Bonsoir, mon cher vieux. Embrasse pour moi toute la chère famille, et
dis-leur à tous combien je les aime. Je n'ai pas encore lu _le Fils
naturel_ de «mon fils»; car c'est ainsi que j'appelle et que s'intitule
avec moi l'auteur. C'est une belle, riche et généreuse nature, un
excellent enfant et un vrai talent. Sa pièce a-t-elle les défauts que
tu as trouvés à une première lecture? Toute chose a ses taches: les
tableaux de Raphaël en ont; leur plus grand défaut, à mes yeux, est même
de n'en avoir pas toujours assez, parce que je crois que, dans les arts,
le premier rang n'est pas à ce qui a le moins de défauts, mais à ce qui
a (nonobstant les défauts) le plus de qualités. On pourrait encore dire
ainsi: peu de qualités et peu de défauts, oeuvre sans valeur; beaucoup
de défauts avec beaucoup de qualités, oeuvre de mérite.

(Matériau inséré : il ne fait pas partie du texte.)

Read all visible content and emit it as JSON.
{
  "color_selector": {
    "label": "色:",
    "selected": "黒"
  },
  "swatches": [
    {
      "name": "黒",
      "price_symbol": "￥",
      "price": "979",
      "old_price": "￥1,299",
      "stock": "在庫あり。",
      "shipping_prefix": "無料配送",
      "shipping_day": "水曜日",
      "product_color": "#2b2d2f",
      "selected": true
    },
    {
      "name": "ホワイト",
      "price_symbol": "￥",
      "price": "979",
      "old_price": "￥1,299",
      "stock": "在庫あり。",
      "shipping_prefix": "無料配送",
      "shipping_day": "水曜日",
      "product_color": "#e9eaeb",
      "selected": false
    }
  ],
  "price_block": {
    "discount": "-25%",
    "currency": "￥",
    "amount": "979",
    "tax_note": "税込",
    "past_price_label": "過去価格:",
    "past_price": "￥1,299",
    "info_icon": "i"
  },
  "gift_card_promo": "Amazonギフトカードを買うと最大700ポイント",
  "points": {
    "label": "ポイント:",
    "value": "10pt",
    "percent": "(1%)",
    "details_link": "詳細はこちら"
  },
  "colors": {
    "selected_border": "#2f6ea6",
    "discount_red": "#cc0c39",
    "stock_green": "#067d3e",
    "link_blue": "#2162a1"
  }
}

Oui, j'ai été à Gargilesse par les jours les plus froids de janvier.
A midi, zéro à Nohant; deux degrés et demi au-dessous de zéro à
Gargilesse. Nous avons marché sur la Creuse gelée, c'était superbe.

  [1] Personnage du _Château des Désertes_.




CDXXIV

A M. CHARLES-EDMOND, A PARIS

                                 Nohant, 25 janvier 1858.

Cher ami,

Je reçois des épreuves du libraire qui imprime _Bois-Doré;_ ce doit être
la partie qui n'a pas été composée par _la Presse_ et corrigée par moi.
Comme ce libraire m'envoie deux exemplaires de ladite épreuve, je les
ai corrigées toutes deux et je vous en envoie une, afin que vous n'ayez
plus à vous en tourmenter. Pourtant, si fait, il faut que vous voyiez si
la fin de ce que j'ai corrigé pour _la Presse_ il y a deux mois, et le
commencement de ce que je vous envoie aujourd'hui s'accordent bien.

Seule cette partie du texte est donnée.